A man in love with his hometown captures its past
After spending 30 years working out of town, Sun Shunde, 70, returned to the family’s 95-year-old house on Maqiao Old Street.
The return evoked great nostalgia in Sun, who decided to try to sketch the way he remembered the street when he was a child.
The result is a four-meter long picture detailing the houses, stores and temples on Maqiao Old Street before the establishment of the People’s Republic of China.
“There is only a very small part of the original street remains,” he said. “I don’t want the heritage of the old street lost to our descendants.”
Sun’s childhood memories are still clear in his mind. He recalls all the places now resurrected in his drawing: a tofu store, a butchery, a teahouse, a barbershop on the eastern side of the street, several traditional Chinese medicine pharmacies on the west, a town god temple in the middle, where people gathered for religious rituals on holidays.

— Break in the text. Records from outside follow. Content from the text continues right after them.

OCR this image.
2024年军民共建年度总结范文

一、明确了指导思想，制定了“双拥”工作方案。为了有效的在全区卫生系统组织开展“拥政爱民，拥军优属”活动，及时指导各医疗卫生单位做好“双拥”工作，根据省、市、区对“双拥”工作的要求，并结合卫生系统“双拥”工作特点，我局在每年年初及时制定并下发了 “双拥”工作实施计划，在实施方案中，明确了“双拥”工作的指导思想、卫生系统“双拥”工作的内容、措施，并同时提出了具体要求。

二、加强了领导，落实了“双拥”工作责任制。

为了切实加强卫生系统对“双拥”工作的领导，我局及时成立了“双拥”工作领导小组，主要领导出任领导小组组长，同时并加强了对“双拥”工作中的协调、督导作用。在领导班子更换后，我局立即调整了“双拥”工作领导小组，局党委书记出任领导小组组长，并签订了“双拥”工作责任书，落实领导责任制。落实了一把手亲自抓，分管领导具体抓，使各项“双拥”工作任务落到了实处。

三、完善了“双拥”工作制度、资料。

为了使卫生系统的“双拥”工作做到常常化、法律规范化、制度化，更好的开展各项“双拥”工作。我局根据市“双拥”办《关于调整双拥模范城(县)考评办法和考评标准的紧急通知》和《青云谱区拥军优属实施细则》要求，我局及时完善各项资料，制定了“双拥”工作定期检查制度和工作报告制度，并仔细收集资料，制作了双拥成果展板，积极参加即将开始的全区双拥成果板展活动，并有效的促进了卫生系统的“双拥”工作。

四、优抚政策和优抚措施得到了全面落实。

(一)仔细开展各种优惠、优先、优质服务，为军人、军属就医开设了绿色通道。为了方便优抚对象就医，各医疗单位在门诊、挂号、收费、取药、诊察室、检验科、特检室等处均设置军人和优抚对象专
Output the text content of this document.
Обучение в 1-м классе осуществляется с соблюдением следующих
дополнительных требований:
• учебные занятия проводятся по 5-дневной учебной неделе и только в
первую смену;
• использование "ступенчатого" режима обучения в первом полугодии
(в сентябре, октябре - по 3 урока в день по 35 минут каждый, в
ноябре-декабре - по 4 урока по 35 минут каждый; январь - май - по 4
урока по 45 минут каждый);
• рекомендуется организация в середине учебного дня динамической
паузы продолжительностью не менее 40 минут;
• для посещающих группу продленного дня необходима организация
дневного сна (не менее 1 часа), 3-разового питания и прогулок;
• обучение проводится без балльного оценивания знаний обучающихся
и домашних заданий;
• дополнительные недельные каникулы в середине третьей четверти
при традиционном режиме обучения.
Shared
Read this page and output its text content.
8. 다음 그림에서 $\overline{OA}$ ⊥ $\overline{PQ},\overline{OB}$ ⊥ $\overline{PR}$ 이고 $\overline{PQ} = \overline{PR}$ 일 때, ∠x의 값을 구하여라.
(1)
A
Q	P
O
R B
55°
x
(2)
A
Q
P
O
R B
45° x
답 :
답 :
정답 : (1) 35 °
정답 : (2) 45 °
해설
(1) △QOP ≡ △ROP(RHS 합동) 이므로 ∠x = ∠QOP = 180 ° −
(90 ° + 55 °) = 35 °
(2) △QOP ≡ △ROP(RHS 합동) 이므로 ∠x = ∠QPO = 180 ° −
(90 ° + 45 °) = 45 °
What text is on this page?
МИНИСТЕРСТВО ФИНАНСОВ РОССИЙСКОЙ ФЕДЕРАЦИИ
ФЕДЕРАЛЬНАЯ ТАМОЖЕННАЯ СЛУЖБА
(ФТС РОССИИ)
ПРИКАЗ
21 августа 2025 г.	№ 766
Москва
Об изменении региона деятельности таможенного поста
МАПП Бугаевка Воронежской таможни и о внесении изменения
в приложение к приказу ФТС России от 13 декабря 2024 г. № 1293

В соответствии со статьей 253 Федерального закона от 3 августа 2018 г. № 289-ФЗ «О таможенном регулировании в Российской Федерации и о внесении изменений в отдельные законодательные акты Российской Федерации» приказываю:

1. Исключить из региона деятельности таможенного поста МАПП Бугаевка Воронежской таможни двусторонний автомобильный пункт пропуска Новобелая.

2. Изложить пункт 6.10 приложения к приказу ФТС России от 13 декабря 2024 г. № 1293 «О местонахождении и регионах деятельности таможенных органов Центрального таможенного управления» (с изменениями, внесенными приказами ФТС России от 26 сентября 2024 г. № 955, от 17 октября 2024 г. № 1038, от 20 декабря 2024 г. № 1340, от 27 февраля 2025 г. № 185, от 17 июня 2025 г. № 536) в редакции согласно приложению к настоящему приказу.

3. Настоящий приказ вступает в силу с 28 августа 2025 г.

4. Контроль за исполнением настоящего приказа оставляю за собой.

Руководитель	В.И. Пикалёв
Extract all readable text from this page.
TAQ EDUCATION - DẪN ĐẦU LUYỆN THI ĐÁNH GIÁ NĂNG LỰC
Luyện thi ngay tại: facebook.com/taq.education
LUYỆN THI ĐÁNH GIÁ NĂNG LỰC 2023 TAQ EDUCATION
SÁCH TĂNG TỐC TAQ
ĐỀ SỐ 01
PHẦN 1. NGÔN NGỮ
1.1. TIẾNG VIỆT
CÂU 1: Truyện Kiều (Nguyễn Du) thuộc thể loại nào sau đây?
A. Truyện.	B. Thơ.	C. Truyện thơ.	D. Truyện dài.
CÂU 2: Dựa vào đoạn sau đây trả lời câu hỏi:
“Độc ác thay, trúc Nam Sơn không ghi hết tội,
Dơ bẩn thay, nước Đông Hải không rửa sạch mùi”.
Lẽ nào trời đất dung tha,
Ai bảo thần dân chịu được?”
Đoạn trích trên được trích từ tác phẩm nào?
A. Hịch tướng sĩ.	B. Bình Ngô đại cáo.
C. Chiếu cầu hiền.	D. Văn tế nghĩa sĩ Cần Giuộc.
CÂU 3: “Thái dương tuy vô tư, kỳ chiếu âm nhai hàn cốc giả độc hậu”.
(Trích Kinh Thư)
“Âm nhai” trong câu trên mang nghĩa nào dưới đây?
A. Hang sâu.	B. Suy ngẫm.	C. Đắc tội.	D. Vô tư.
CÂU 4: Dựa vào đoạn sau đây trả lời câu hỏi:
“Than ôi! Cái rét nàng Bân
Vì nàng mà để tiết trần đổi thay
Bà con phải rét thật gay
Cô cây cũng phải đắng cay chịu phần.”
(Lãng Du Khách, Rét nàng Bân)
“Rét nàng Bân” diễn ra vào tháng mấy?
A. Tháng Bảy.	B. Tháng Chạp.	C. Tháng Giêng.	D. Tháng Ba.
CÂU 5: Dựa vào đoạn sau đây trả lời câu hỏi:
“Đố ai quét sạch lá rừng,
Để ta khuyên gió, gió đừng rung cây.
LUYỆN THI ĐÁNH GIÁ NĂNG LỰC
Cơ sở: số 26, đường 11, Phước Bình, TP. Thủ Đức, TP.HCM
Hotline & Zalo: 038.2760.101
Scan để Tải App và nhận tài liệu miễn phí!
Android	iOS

The families who inhabited the old street are also engraved in Sun’s memory. He can still recall the species of trees planted in the backyard of a neighbor, and where the well was located.
“The residences in Maqiao looked more or less the same from the outside, but if you went inside, each had a unique décor,” he said.
He said he and other children in neighborhood played together and he had the chance to see all the interiors of residences. There were four families that stick out in his memory.
The Yan family had the biggest living room, he said. The Kang family had a stone monument with a carved inscription of Emperor Zhu Yuanzhang of the Ming Dynasty (1368-1644). The Jiao family residence was like a palace, with a huge garden where the town often staged operas. The Niu family produced Niu Yongjian, one of the most well-known educators in China.
“Some of the residences are still there,” said Sun. “For example, the Niu residence is right across the street from mine, and you can still see the words written by Niu Yongjian on the wall.”
Sun’s sketch is now displayed in his family home, a two-story wood and brick house with a tiled roof. Black bricks peek out from behind mottled walls when the wooden window lattices are open.
“In 1920, my grandparents and three neighbors built the house,” said Sun. “Locals called it ‘the seven-room building of four surnames.’ In the second year after they moved into the house, my grandparents opened the very first teahouse on Maqiao Old Street.”
One day when he was in the teahouse, he asked the patrons about the origin of the name Maqiao, which literally means “bridge of the horse.”
“One of the patrons told me that the site was a staging area for caravans from the north, so a solid bridge was needed,” he said. “People from the caravans donated money and materials to build a stone bridge, so it was called Maqiao. Since then, love for hometown was buried in my heart like a seed.”
Sun has opened his home to visitors who want to see his sketch. Many neighbors, especially older residents, have looked at his artwork with tears of nostalgia in their eyes.
“The picture evoked many old stories that they wanted to sit around and tell,” Sun said. “Their recollections prove that my memory didn’t fail me.”
The sketch has become so beloved that the Maqiao government invited Sun to participate in a current project compiling the town’s history. Many neighborhoods in the area have invited him to give talks on the history of the old street.
Sun, however, is not content with just the sketch. His goal is to save the cultural relics of bygone eras. In recent years, he has scavenged through construction sites and riverbanks, digging out shards of ceramics. He collected three barrels of them and now wants to try to piece together as many as he can.
“Many of the ceramic pieces have a history dating back 300 years or more,” he said. “They are being thrown away like rubbish from construction sites. I have to save them. They are all the treasures of our town.”